*🎙️ Témoignage de Jasmine Comeau — Enquête Allison, 11 septembre 2026*
Témoignage poignant d'une adolescente de 16 ans qui dit avoir perdu l'usage de ses jambes après une dose Pfizer — et qui attend encore une réponse du programme d'indemnisation fédéral.
⭐ INTRODUCTION
Le 11 septembre 2026, Jasmine Comeau, aujourd'hui âgée de 22 ans et résidante de St. John's, a livré son témoignage devant l'Enquête Allison. Elle avait 16 ans lorsque, dit-elle, sa vie a basculé après l'administration d'une deuxième dose du vaccin Pfizer contre la COVID-19, le 22 septembre 2021. Ce qu'elle raconte est sobre et précis : une pression institutionnelle à se faire vacciner pour participer aux activités scolaires, une réaction neurologique grave dans les jours suivants, un parcours médical chaotique, et un processus d'indemnisation fédéral qu'elle décrit comme cauchemardesque. Son témoignage ne porte aucune conclusion médicale définitive — c'est un récit personnel livré sous serment, dans le cadre d'une enquête publique qui cherche à documenter les expériences de Canadiens ayant cru subir des effets indésirables graves à la suite de la vaccination.
🎥 VIDÉO
⏱️ HORODATAGE
00:00 🎬 Assermentation de Jasmine Comeau
01:30 🙋 Portrait avant la vaccination — une adolescente active et extravertie
04:00 💉 Première dose sans incident — juin 2021
05:00 🏫 La pression scolaire et la deuxième dose — 22 septembre 2021
09:30 😰 La scène à la clinique : files d'attente, larmes, formulaire signé à la hâte
12:00 🔻 Les premiers symptômes : engourdissement, faiblesse dans les jambes
15:00 🏥 Passage aux urgences — le médecin évoque une grippe, la mère infirmière insiste
18:30 🦽 Hospitalisation, stéroïdes, réapprentissage de la marche à 17 ans
22:00 📚 L'école secondaire terminée seule dans la bibliothèque — douzième année échouée
25:00 👥 La vie sociale brisée — chaise roulante, rires dans les corridors, amis perdus
27:00 📋 Le programme d'indemnisation fédéral : trois envois de dossier, refus en 2024, appel toujours en attente
29:00 🎤 Mot de clôture — sensibiliser pour les jeunes blessés, dont Sean Hartman
🏛️ CONTEXTE POLITIQUE
L'Enquête Allison est une enquête publique qui recueille des témoignages de Canadiens affirmant avoir subi des effets indésirables graves à la suite de la vaccination contre la COVID-19. Ces audiences visent à documenter les expériences vécues et à examiner la réponse des institutions — médicales, scolaires et gouvernementales — envers cette population.

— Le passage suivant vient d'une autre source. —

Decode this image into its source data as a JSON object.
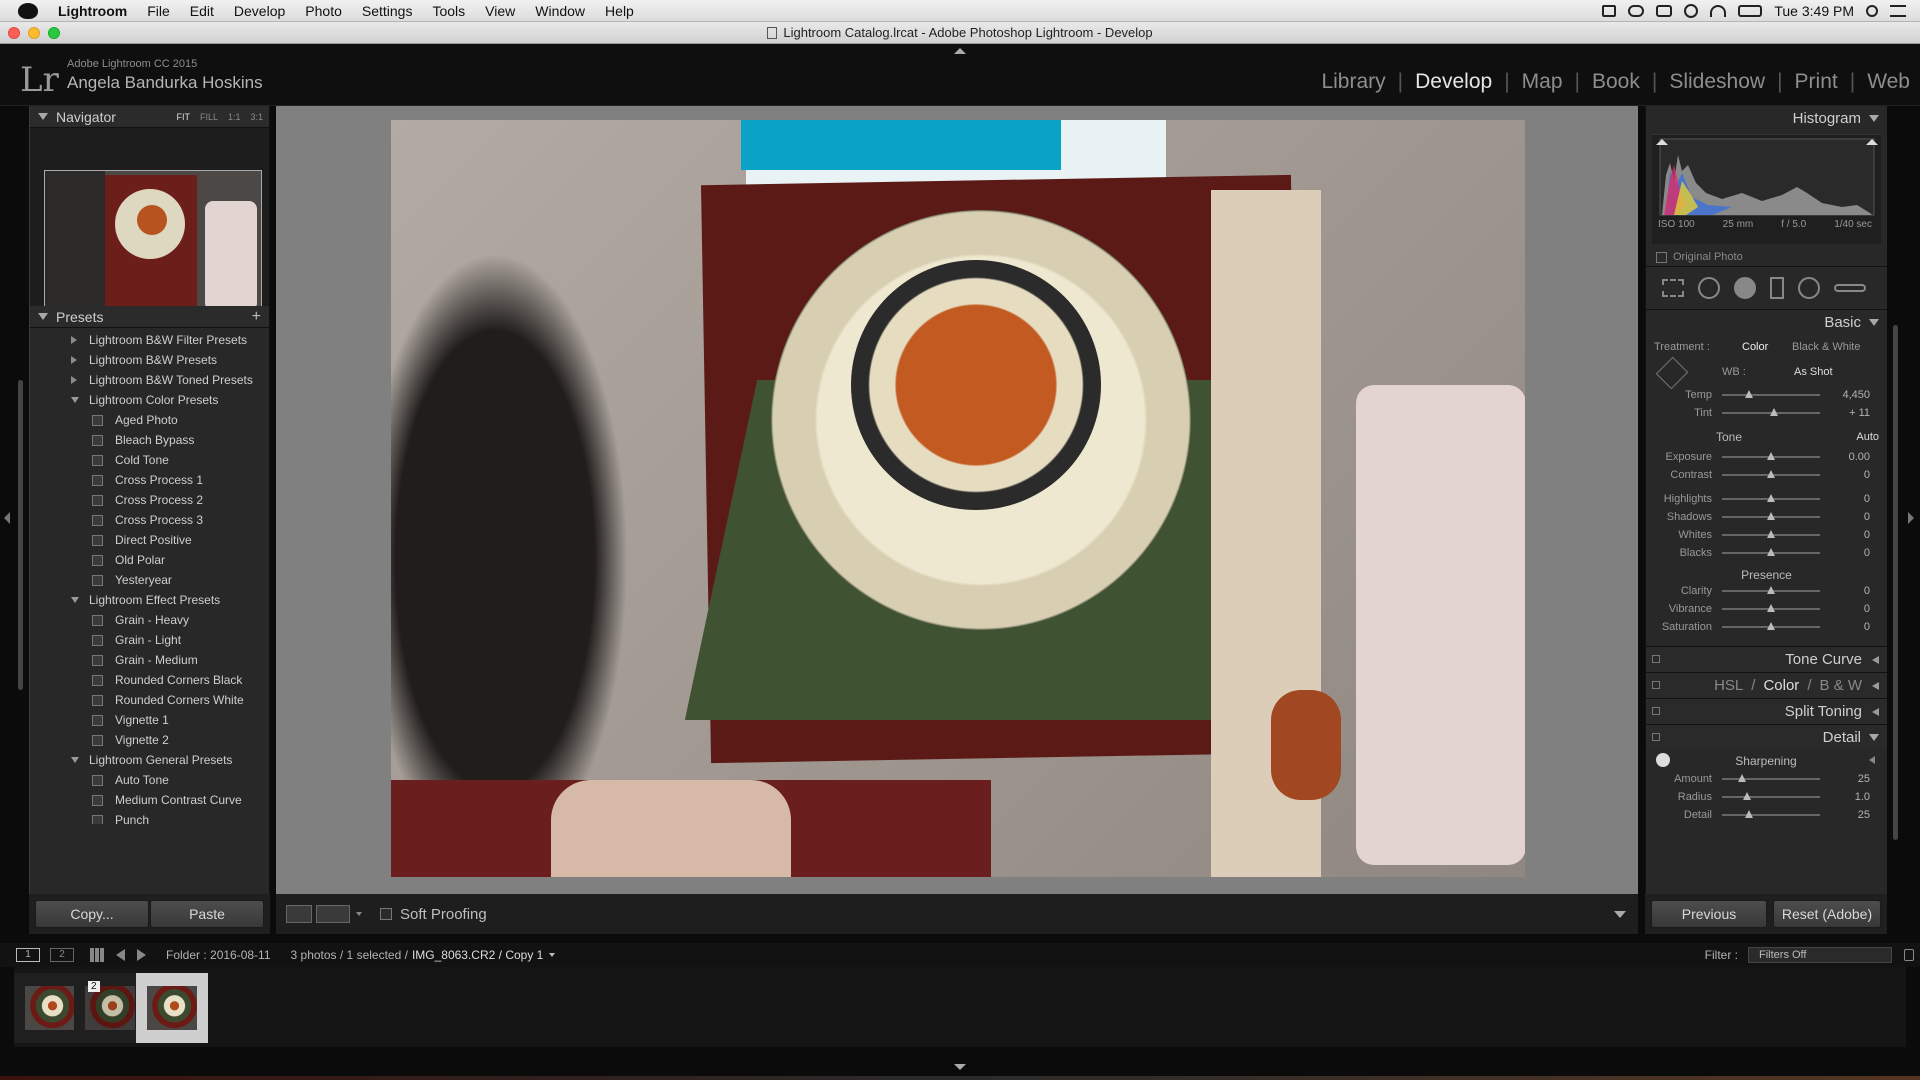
{
  "menubar": {
    "app": "Lightroom",
    "items": [
      "File",
      "Edit",
      "Develop",
      "Photo",
      "Settings",
      "Tools",
      "View",
      "Window",
      "Help"
    ],
    "clock": "Tue 3:49 PM"
  },
  "window": {
    "title": "Lightroom Catalog.lrcat - Adobe Photoshop Lightroom - Develop"
  },
  "identity": {
    "product": "Adobe Lightroom CC 2015",
    "user": "Angela Bandurka Hoskins",
    "logo": "Lr"
  },
  "modules": [
    "Library",
    "Develop",
    "Map",
    "Book",
    "Slideshow",
    "Print",
    "Web"
  ],
  "active_module": "Develop",
  "navigator": {
    "title": "Navigator",
    "zoom": [
      "FIT",
      "FILL",
      "1:1",
      "3:1"
    ]
  },
  "presets": {
    "title": "Presets",
    "rows": [
      {
        "type": "folder",
        "open": false,
        "label": "Lightroom B&W Filter Presets"
      },
      {
        "type": "folder",
        "open": false,
        "label": "Lightroom B&W Presets"
      },
      {
        "type": "folder",
        "open": false,
        "label": "Lightroom B&W Toned Presets"
      },
      {
        "type": "folder",
        "open": true,
        "label": "Lightroom Color Presets"
      },
      {
        "type": "item",
        "label": "Aged Photo"
      },
      {
        "type": "item",
        "label": "Bleach Bypass"
      },
      {
        "type": "item",
        "label": "Cold Tone"
      },
      {
        "type": "item",
        "label": "Cross Process 1"
      },
      {
        "type": "item",
        "label": "Cross Process 2"
      },
      {
        "type": "item",
        "label": "Cross Process 3"
      },
      {
        "type": "item",
        "label": "Direct Positive"
      },
      {
        "type": "item",
        "label": "Old Polar"
      },
      {
        "type": "item",
        "label": "Yesteryear"
      },
      {
        "type": "folder",
        "open": true,
        "label": "Lightroom Effect Presets"
      },
      {
        "type": "item",
        "label": "Grain - Heavy"
      },
      {
        "type": "item",
        "label": "Grain - Light"
      },
      {
        "type": "item",
        "label": "Grain - Medium"
      },
      {
        "type": "item",
        "label": "Rounded Corners Black"
      },
      {
        "type": "item",
        "label": "Rounded Corners White"
      },
      {
        "type": "item",
        "label": "Vignette 1"
      },
      {
        "type": "item",
        "label": "Vignette 2"
      },
      {
        "type": "folder",
        "open": true,
        "label": "Lightroom General Presets"
      },
      {
        "type": "item",
        "label": "Auto Tone"
      },
      {
        "type": "item",
        "label": "Medium Contrast Curve"
      },
      {
        "type": "item",
        "label": "Punch"
      }
    ]
  },
  "left_buttons": {
    "copy": "Copy...",
    "paste": "Paste"
  },
  "toolbar": {
    "soft_proofing": "Soft Proofing"
  },
  "histogram": {
    "title": "Histogram",
    "iso": "ISO 100",
    "focal": "25 mm",
    "aperture": "f / 5.0",
    "shutter": "1/40 sec",
    "original": "Original Photo"
  },
  "basic": {
    "title": "Basic",
    "treatment_label": "Treatment :",
    "treatment_color": "Color",
    "treatment_bw": "Black & White",
    "wb_label": "WB :",
    "wb_value": "As Shot",
    "tone_label": "Tone",
    "auto": "Auto",
    "presence_label": "Presence",
    "wb_sliders": [
      {
        "label": "Temp",
        "value": "4,450",
        "pos": 0.28
      },
      {
        "label": "Tint",
        "value": "+ 11",
        "pos": 0.53
      }
    ],
    "tone_sliders": [
      {
        "label": "Exposure",
        "value": "0.00",
        "pos": 0.5
      },
      {
        "label": "Contrast",
        "value": "0",
        "pos": 0.5
      }
    ],
    "tone_sliders2": [
      {
        "label": "Highlights",
        "value": "0",
        "pos": 0.5
      },
      {
        "label": "Shadows",
        "value": "0",
        "pos": 0.5
      },
      {
        "label": "Whites",
        "value": "0",
        "pos": 0.5
      },
      {
        "label": "Blacks",
        "value": "0",
        "pos": 0.5
      }
    ],
    "presence_sliders": [
      {
        "label": "Clarity",
        "value": "0",
        "pos": 0.5
      },
      {
        "label": "Vibrance",
        "value": "0",
        "pos": 0.5
      },
      {
        "label": "Saturation",
        "value": "0",
        "pos": 0.5
      }
    ]
  },
  "panels": {
    "tone_curve": "Tone Curve",
    "hsl": "HSL",
    "color": "Color",
    "bw": "B & W",
    "split_toning": "Split Toning",
    "detail": "Detail"
  },
  "detail": {
    "sharpening": "Sharpening",
    "sliders": [
      {
        "label": "Amount",
        "value": "25",
        "pos": 0.2
      },
      {
        "label": "Radius",
        "value": "1.0",
        "pos": 0.25
      },
      {
        "label": "Detail",
        "value": "25",
        "pos": 0.28
      }
    ]
  },
  "right_buttons": {
    "previous": "Previous",
    "reset": "Reset (Adobe)"
  },
  "filmstrip": {
    "screen1": "1",
    "screen2": "2",
    "folder": "Folder : 2016-08-11",
    "summary": "3 photos / 1 selected /",
    "filename": "IMG_8063.CR2 / Copy 1",
    "filter_label": "Filter :",
    "filter_value": "Filters Off",
    "badge": "2"
  }
}
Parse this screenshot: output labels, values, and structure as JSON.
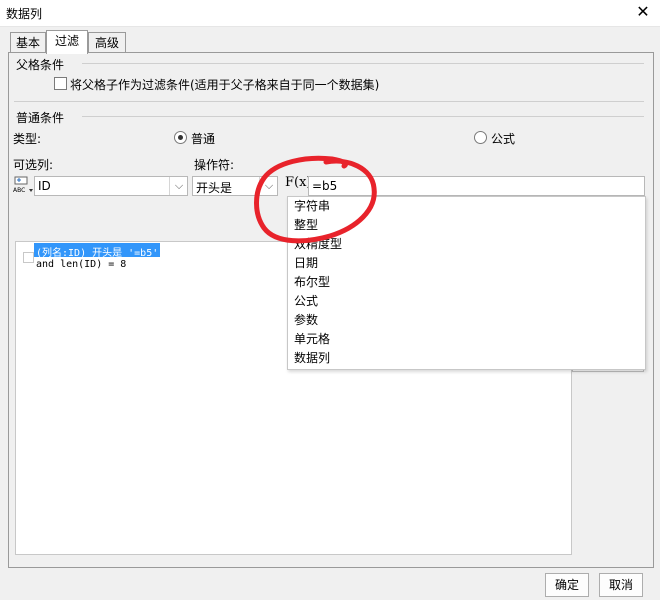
{
  "window": {
    "title": "数据列",
    "close_symbol": "✕"
  },
  "tabs": [
    {
      "label": "基本"
    },
    {
      "label": "过滤",
      "active": true
    },
    {
      "label": "高级"
    }
  ],
  "parent_condition": {
    "title": "父格条件",
    "checkbox_label": "将父格子作为过滤条件(适用于父子格来自于同一个数据集)",
    "checked": false
  },
  "normal_condition": {
    "title": "普通条件",
    "type_label": "类型:",
    "option_normal": "普通",
    "option_formula": "公式",
    "selected": "普通",
    "available_columns_label": "可选列:",
    "operator_label": "操作符:",
    "column_value": "ID",
    "operator_value": "开头是",
    "formula_icon_text": "F(x)",
    "formula_value": "=b5",
    "column_type_icon_text": "ABC"
  },
  "condition_list": [
    {
      "text": "(列名:ID) 开头是 '=b5'",
      "selected": true
    },
    {
      "text": "and len(ID) = 8",
      "selected": false
    }
  ],
  "type_menu": {
    "items": [
      "字符串",
      "整型",
      "双精度型",
      "日期",
      "布尔型",
      "公式",
      "参数",
      "单元格",
      "数据列"
    ]
  },
  "footer": {
    "ok_label": "确定",
    "cancel_label": "取消"
  },
  "annotation_color": "#e8232b"
}
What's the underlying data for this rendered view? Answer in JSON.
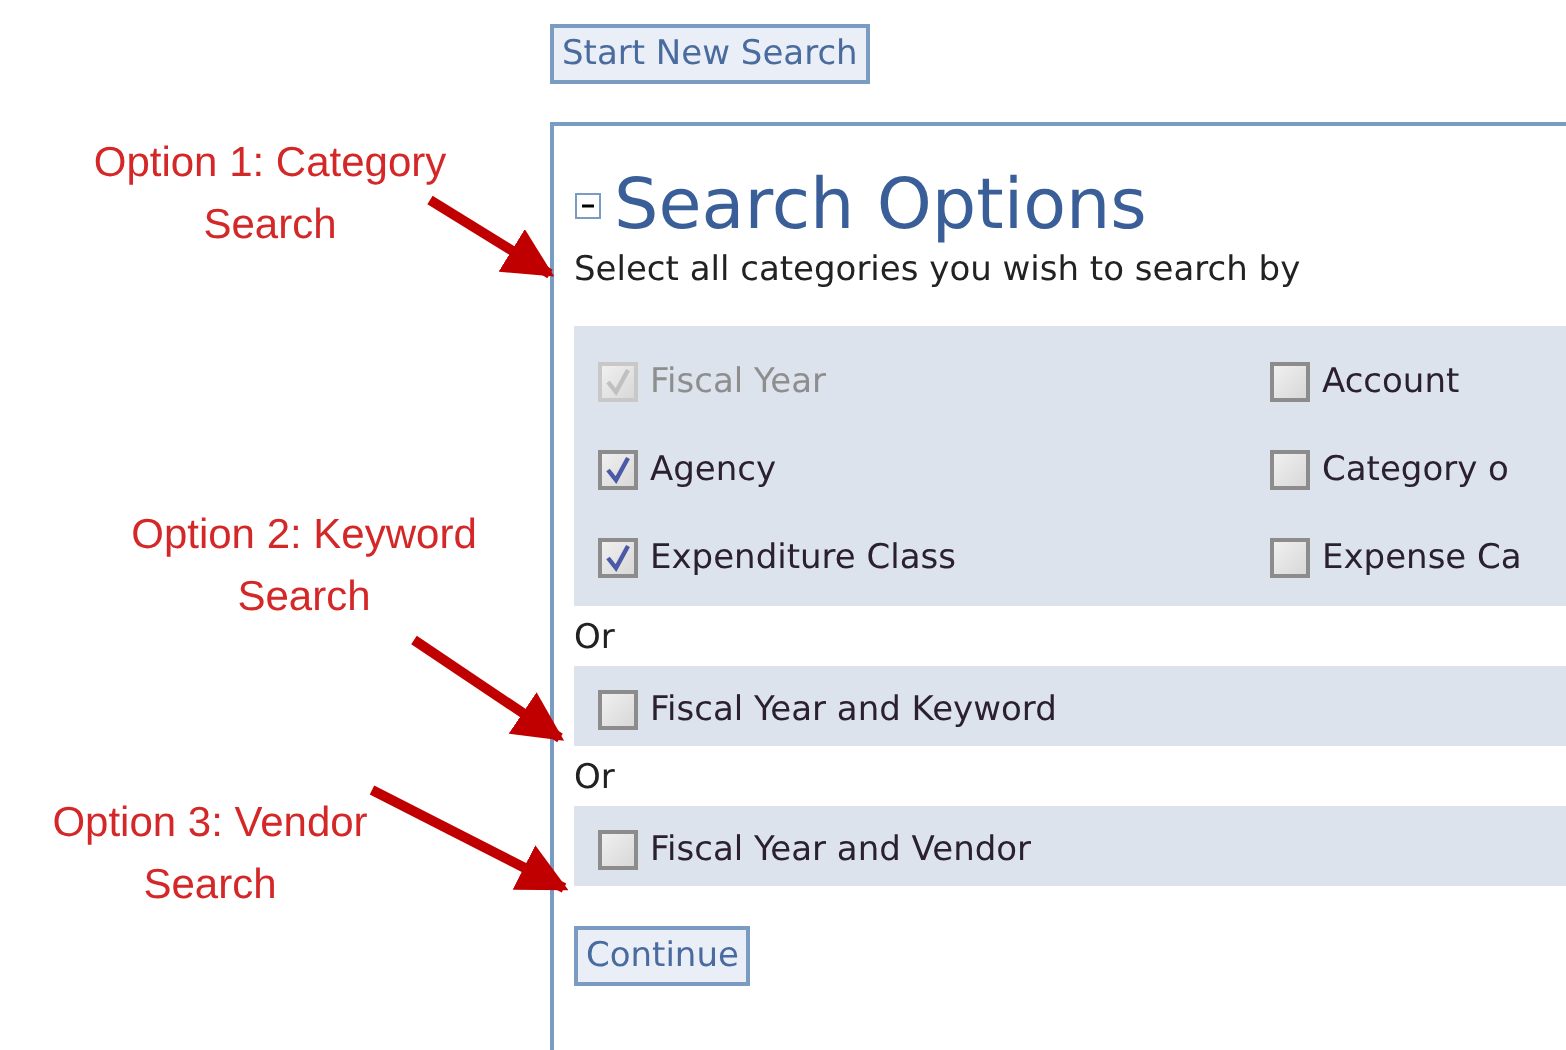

Le Programme de reconnaissance des victimes de la vaccination (connu sous différentes appellations selon les phases) a été mis en place par le gouvernement fédéral canadien pour compenser les personnes ayant subi des effets graves reconnus. Jasmine Comeau décrit un processus bureaucratique lourd : plusieurs agents assignés à son dossier, des demandes répétées de documents médicaux à ses frais, et un refus en février 2024 invoquant un « manque de preuves » et des diagnostics multiples — diagnostics que la témoin attribue à l'incertitude des médecins face à sa condition.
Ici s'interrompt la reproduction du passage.